Wer mit dem realen Hintergrund der Ereignisse nicht vertraut ist, tut sich mit Kitty Greens Inszenierung wirklich schwer. Es wird für mindestens die Hälfte der Laufzeit nicht deutlich, worauf die Geschichte hinauslaufen soll. Das beginnt schon mit Michael Lathans erstklassig photographierten Landschaften, und der starken Bildern von wilder Ursprünglichkeit die gleichsam bedrohlich, aber auch unglaublich faszinierend wirkt. Lathan schafft postkartenartige Bilder, die gerade in australischen Horrorfilmen oft für trügerische, und irreleitende Stimmungen sorgen.
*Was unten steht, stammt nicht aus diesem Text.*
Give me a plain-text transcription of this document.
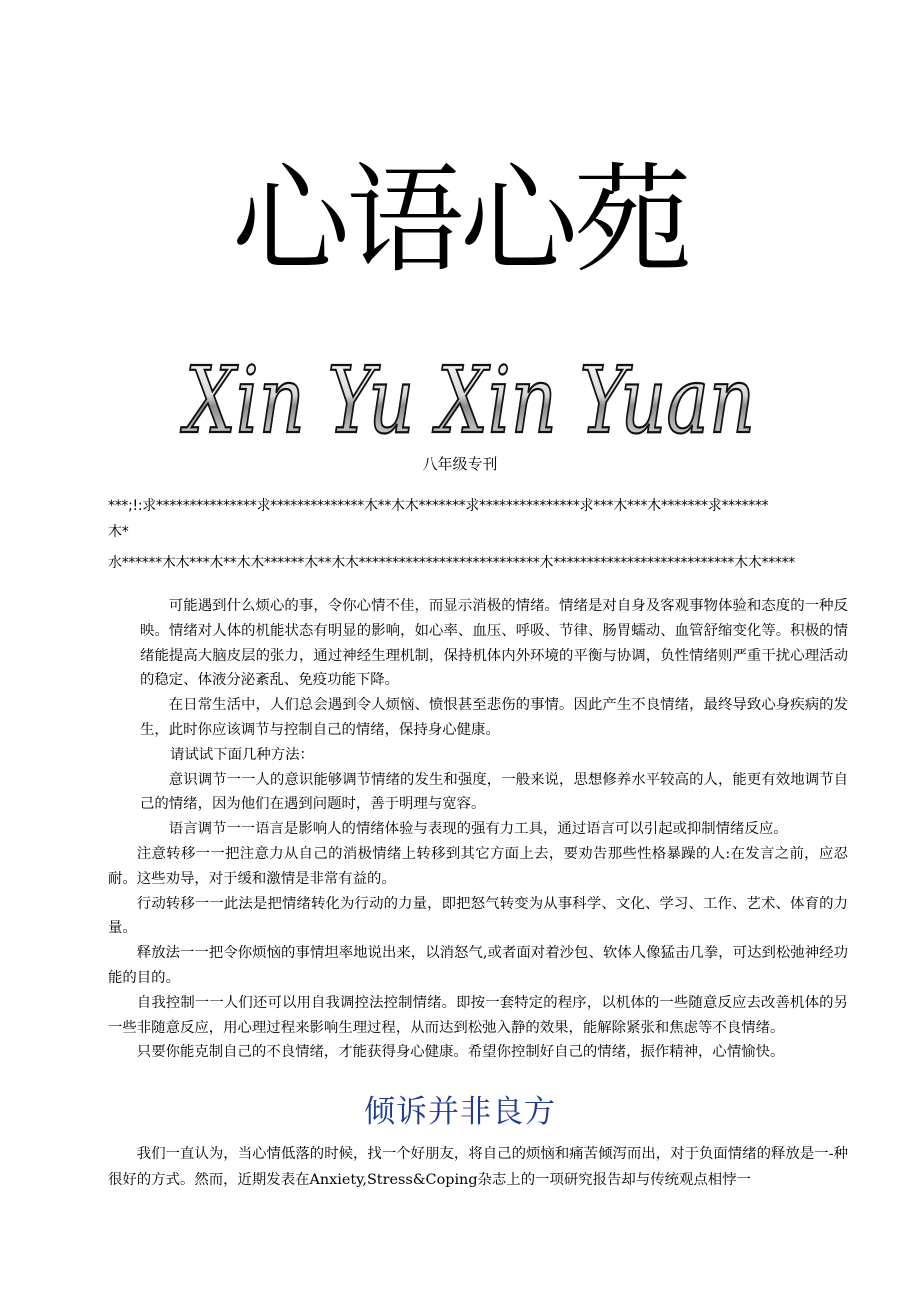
心语心苑
Xin Yu Xin Yuan
八年级专刊
***;!:求***************求**************木**木木*******求***************求***木***木*******求*******
木*
水******木木***木**木木******木**木木***************************木***************************木木*****

可能遇到什么烦心的事，令你心情不佳，而显示消极的情绪。情绪是对自身及客观事物体验和态度的一种反映。情绪对人体的机能状态有明显的影响，如心率、血压、呼吸、节律、肠胃蠕动、血管舒缩变化等。积极的情绪能提高大脑皮层的张力，通过神经生理机制，保持机体内外环境的平衡与协调，负性情绪则严重干扰心理活动的稳定、体液分泌紊乱、免疫功能下降。

在日常生活中，人们总会遇到令人烦恼、愤恨甚至悲伤的事情。因此产生不良情绪，最终导致心身疾病的发生，此时你应该调节与控制自己的情绪，保持身心健康。

请试试下面几种方法：

意识调节一一人的意识能够调节情绪的发生和强度，一般来说，思想修养水平较高的人，能更有效地调节自己的情绪，因为他们在遇到问题时，善于明理与宽容。

语言调节一一语言是影响人的情绪体验与表现的强有力工具，通过语言可以引起或抑制情绪反应。

注意转移一一把注意力从自己的消极情绪上转移到其它方面上去，要劝告那些性格暴躁的人:在发言之前，应忍耐。这些劝导，对于缓和激情是非常有益的。

行动转移一一此法是把情绪转化为行动的力量，即把怒气转变为从事科学、文化、学习、工作、艺术、体育的力量。

释放法一一把令你烦恼的事情坦率地说出来，以消怒气,或者面对着沙包、软体人像猛击几拳，可达到松弛神经功能的目的。

自我控制一一人们还可以用自我调控法控制情绪。即按一套特定的程序，以机体的一些随意反应去改善机体的另一些非随意反应，用心理过程来影响生理过程，从而达到松弛入静的效果，能解除紧张和焦虑等不良情绪。

只要你能克制自己的不良情绪，才能获得身心健康。希望你控制好自己的情绪，振作精神，心情愉快。

倾诉并非良方

我们一直认为，当心情低落的时候，找一个好朋友，将自己的烦恼和痛苦倾泻而出，对于负面情绪的释放是一-种很好的方式。然而，近期发表在Anxiety,Stress&Coping杂志上的一项研究报告却与传统观点相悖一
Was auch hier perfekt passt.
Doch die Zuschauenden könnten anderes erwarten. Bei einem fiktiven Thriller würden die Beleidigungen und Belästigungen als atmosphärische Einleitung für einen effektvollen Showdown sehr gut funktionieren. Hier sind sie befremdliche Episoden, die sich erst im letzten Drittel als schmerzlicher Alptraum zeigen. Es gibt auch den vermeintlich guten Verbündeten, der sich bei anderen Filmen als überraschender Bösewicht entpuppen würde. Man wartet also vergebens auf die furchtbare Wendung. Bis man als unbedarfter Beobachter feststellt, dass man sich schon mittendrin im realen Grauen befindet.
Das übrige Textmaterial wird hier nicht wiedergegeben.